Windows Server 2012 is late, and the latest Hyper-V 3 brings us more surprises, followed by three blog posts and common learning about the virtual machine CPU competition mechanism.
Part I: CPU resources allocated to virtual machines
Part Two: Limit the CPU utilization available to virtual machines
Part III: Contention for CPU resource priority
Part II limits the CPU utilization available to virtual machines
The processor resources available to the virtual machine (all resources 100%) can specify the CPU resources used by the virtual machines (expressed as percentages), that is, you can limit the CPU resources used by the virtual machines.
The virtual machine restrictions option is available in the Virtual machine properties setting, which guarantees the maximum CPU processing power that a virtual machine can use. The CPU resource used by the virtual machine exceeds the limit value, the CPU highest value is the set value (percent).
Default settings
When you create a new virtual machine, the default percentage for each virtual machine is 100, which means that each virtual machine can use the maximum CPU processing power.

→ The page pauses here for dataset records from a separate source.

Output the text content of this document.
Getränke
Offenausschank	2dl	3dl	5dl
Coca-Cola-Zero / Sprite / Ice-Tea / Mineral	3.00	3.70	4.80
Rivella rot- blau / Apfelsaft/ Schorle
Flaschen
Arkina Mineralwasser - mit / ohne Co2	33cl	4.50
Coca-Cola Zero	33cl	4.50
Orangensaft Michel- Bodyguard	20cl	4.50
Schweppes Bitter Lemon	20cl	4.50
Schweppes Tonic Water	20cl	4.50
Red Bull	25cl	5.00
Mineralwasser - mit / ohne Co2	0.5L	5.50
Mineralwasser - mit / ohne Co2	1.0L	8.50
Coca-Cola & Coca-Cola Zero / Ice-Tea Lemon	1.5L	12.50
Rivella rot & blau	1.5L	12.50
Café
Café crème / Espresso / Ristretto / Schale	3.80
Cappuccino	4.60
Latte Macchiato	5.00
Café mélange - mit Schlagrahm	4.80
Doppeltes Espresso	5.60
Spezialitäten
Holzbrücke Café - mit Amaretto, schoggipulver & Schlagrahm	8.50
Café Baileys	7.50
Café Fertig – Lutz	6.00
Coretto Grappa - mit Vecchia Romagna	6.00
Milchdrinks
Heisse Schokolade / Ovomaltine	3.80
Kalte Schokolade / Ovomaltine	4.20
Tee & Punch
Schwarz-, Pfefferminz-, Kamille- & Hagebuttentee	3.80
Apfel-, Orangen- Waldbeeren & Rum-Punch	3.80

The default setting has a fatal flaw, and when multiple virtual machines are running simultaneously and the virtual machine uses up to 100% CPU utilization, the system stops responding to downtime. For applications, this is a fatal flaw. Therefore, it is a good way to limit the maximum processing power of a virtual machine.
Figure
Virtual Machine CPU Resource Usage test
For example, in the same host computer:
L Virtual Machine (Windows Server 2008 R2) sets the virtual machine limit (percent) to 50%, the virtual machine can use up to 50% of CPU processor data processing power.